Much later, the 10 Days Off Festival is on its second night at Vooruit, with Germany's Jazzanova featuring guesting US singer Paul Randolph in an incrementally energetic feast of retro-funking. This is a much harder sound than that usually favoured on their records, but it appears that only one core member of this performing DJ collective is actually present. UK DJ Gilles Peterson is up next, opening with a run of deeply alternative Latin platters, then bringing on vocalist/MC Earl Zinger as he swerves into a minimalist house corner, still Latin-smeared, but stripped of all cowbells, hurtling into a tough electro single-mindedness. And then, as the sun threatens its rise, DJ Merdan Taplak takes over, a Belgian resident with Turkish roots. He mixes gypsy jumping with speedy drum'n'bass mash-ups, and actually prompts even more frenetic dancing, just as the evening threatens to deflate.
Day 9 (July 19): Melody Gardot/Lady Linn & Her Magnificent Seven
Belgium's Lady Linn applies a subtle modernization of the classic big band swing sound, performing in the current pop star manner. This ex-rock and hip hop singer is backed by her Magnificent Seven, who feature more low end action, as Marc De Maeseneer belches on baritone saxophone. The (original) repertoire has a mainstream orientation that must surely provide opportunities for appearances on light entertainment television shows, helped along by Linn's outgoing approach with the crowd. Nevertheless, the songs can still be appreciated by the average jazz swinger, making the band's stance quite usefully malleable.

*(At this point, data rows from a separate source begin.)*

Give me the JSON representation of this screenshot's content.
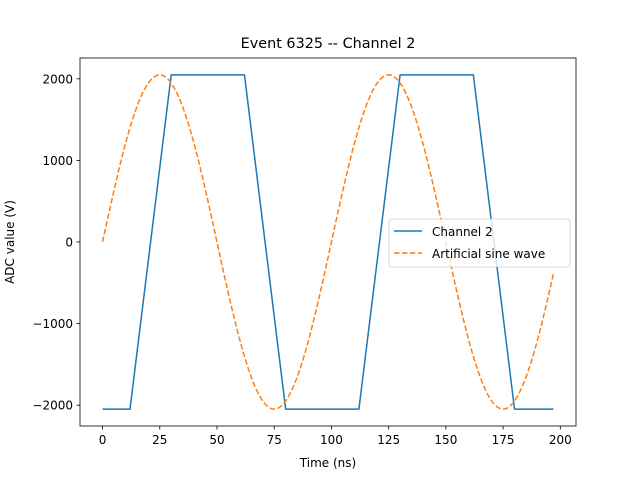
{
  "chart_data": {
    "type": "line",
    "title": "Event 6325 -- Channel 2",
    "xlabel": "Time (ns)",
    "ylabel": "ADC value (V)",
    "xlim": [
      -9.85,
      206.85
    ],
    "ylim": [
      -2255,
      2255
    ],
    "xticks": [
      0,
      25,
      50,
      75,
      100,
      125,
      150,
      175,
      200
    ],
    "yticks": [
      -2000,
      -1000,
      0,
      1000,
      2000
    ],
    "xtick_labels": [
      "0",
      "25",
      "50",
      "75",
      "100",
      "125",
      "150",
      "175",
      "200"
    ],
    "ytick_labels": [
      "−2000",
      "−1000",
      "0",
      "1000",
      "2000"
    ],
    "grid": false,
    "legend_position": "center-right",
    "series": [
      {
        "name": "Channel 2",
        "color": "#1f77b4",
        "style": "solid",
        "x": [
          0,
          12,
          30,
          62,
          80,
          112,
          130,
          162,
          180,
          197
        ],
        "y": [
          -2048,
          -2048,
          2048,
          2048,
          -2048,
          -2048,
          2048,
          2048,
          -2048,
          -2048
        ]
      },
      {
        "name": "Artificial sine wave",
        "color": "#ff7f0e",
        "style": "dashed",
        "function": "sine",
        "amplitude": 2048,
        "period": 100,
        "x_start": 0,
        "x_end": 197
      }
    ]
  }
}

Melody Gardot wafts around the festival site prior to her return performance (the US singer played at last year's Gentfest). She's garbed in summery beige, but don't fear, because her film noir nocturnal wear is traditionally in place by the time she hits the stage. Gardot has the advantage of combining aloof mystery with affable casualness, the former taking place during each song, the latter opening up when she tells in- between stories to the audience. Moving from guitar to piano, she's superbly controlled, but also gives over what feels like spontaneous space to her band, having the skill to make old chestnuts like Ellington-Tizol's "Caravan" and Harold Arlen's "Over The Rainbow" sound quite untrodden.
Meanwhile, down by the river, the Pole Pole stage is presenting a spuming Jamaican reggae double bill of U- Roy and Pablo Moses, the crowd so crammed that any residual movement is virtually impossible, let alone anything that approaches dancing. It's a great way to climax the delights of a lengthy, star-packed jazz festival, and for the local residents, this is just the beginning of their ten-day street celebrations.